Op-eds

Jy lyk soos ’n Jood

  • Howard Feldman 2018
For a about a week and half (maybe two-weeks maximum), I had a friend who was called Jacobus Johannes Hercules Fourie. He hailed from Potchefstroom, where the name is less unusual than it might be in the leafy suburbs of Johannesburg. We were at university together, and I liked him immediately on meeting him at orientation. He was everything that I wasn’t, given that no one had thought to name me after a Greek g-d.
by HOWARD FELDMAN | Jul 02, 2020

He had, as far as I know, never met a Jew before, and so I guess I was somewhat of a curiosity. I wore contact lenses back then, until one day when for some reason I chose to wear my glasses. He was already in the lecture when I walked in and took the seat beside him. He was studious and continued to write the date and lecture title, before turning to greet me. “ Jislaaik,” he said, “Jy lyk soos ‘n Jood vandag!”

Although I was pretty sure that I looked like a Jew every day, I asked him what that meant. I also reminded him that he had told me I was the first Jewish person he had actually met. The question made him uncomfortable, and I could see him processing years of schooling, discussions at home, and everything else that he had gathered along life’s short journey.

I wasn’t certain if there was any element of antisemitism in the comment, but I knew that our differences wouldn’t allow the continuation of the friendship. Perhaps I looked too much like the Jew that I am.

The current focus on racism has had a knock-on effect, both in a negative and in a constructive way. The Black Lives Matter initiative has brought prejudice against Jews to the fore. The movement itself, notoriously anti-Israel and antisemitic, has caused tremendous discomfort to Jews who believe in non-racism and want to be part of the drive towards a better world.
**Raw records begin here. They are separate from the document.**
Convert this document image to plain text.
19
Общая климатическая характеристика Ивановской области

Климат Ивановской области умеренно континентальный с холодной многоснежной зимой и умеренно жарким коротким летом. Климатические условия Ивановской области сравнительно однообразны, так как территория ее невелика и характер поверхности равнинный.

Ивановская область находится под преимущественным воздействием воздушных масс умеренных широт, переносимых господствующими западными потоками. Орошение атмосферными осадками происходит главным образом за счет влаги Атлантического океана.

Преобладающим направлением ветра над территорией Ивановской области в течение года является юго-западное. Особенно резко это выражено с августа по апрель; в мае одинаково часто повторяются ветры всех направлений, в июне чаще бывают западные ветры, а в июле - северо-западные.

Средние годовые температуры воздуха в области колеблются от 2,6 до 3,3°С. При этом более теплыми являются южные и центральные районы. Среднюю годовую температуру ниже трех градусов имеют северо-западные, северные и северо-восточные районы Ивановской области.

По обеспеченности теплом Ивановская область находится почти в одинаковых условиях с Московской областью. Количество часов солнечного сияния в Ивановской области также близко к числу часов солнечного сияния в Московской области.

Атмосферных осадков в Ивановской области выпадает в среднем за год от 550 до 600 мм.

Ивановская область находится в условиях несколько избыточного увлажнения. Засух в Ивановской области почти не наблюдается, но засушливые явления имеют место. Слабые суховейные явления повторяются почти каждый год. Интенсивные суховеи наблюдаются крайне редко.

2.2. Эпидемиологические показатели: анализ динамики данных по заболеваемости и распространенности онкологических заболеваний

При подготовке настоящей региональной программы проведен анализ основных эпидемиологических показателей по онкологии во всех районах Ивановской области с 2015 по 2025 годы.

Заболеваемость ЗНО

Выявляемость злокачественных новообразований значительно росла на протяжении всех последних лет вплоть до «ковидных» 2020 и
They have been made to feel “other” and excluded, in essence being forced to choose between their Jewish identity and the movement.

Only non-Israel supporting Jews are qualified and able to become part of the crowd. In addition, it has caused Jews to examine the age-old prejudice that they have faced for centuries and look at Jew hatred with fresh eyes.

The fascinating thing about subtle prejudice is that, much like jelly, it’s very hard to grasp. The statement that I looked like a Jew because I was wearing spectacles should not in itself be negative. But the possibility of telling someone that they look “like a Muslim” or a “Christian” or “black person” and expecting to get away with it, is almost unimaginable. And yet, even to me, it didn’t seem that problematic.

What’s even more fascinating to me is that I have never forgotten the incident. As benign as I pretended that it was, it has always remained somewhere deep inside of me. It very clearly touched a part of me. And to some extent, no matter where I am, no matter how successful or accomplished I might feel, I will also wonder if I look like a Jew today.

4 Comments

  1. 4 Joan Struck 02 Jul
    You should try telling these people that we Jews come in all sorts and colors. What would they say to a black person who is Jewish.? “Listen my friend your life doesn’t matter because you are Jewish” we all matter! Until all people get the idea that “tekkun olam”, repairing the world is an ideal we should all strive towards. 
  2. 3 Susanne Rytz 02 Jul
    This chronichle reminds me of a commentary my mother heard as a survivor of the Holocaust. "But you don´t look Jewish at all".  It was ment as a compliment. 
  3. 2 Carol Marks 06 Jul
    Dear Howard,
    Many years ago, in the early 1970's, I worked with a lady who had come to Cape Town from England.  She had never met a Jewish person before this, and I don't think she even knew Jews existed.  The irony was that all the partners, (and some staff) were Jewish.   Needless to say her education was expanded.
    Kind regards
    Carol
  4. 1 Ashleigh 07 Jul
    When I was little and whined and complained for nothing my mother would say, keep quiet before I give you something to whine and complain about.  You whine about the most pathetically, woefully petty things.  Keep quiet and count your blessings before you're really given something to legitimately whine about.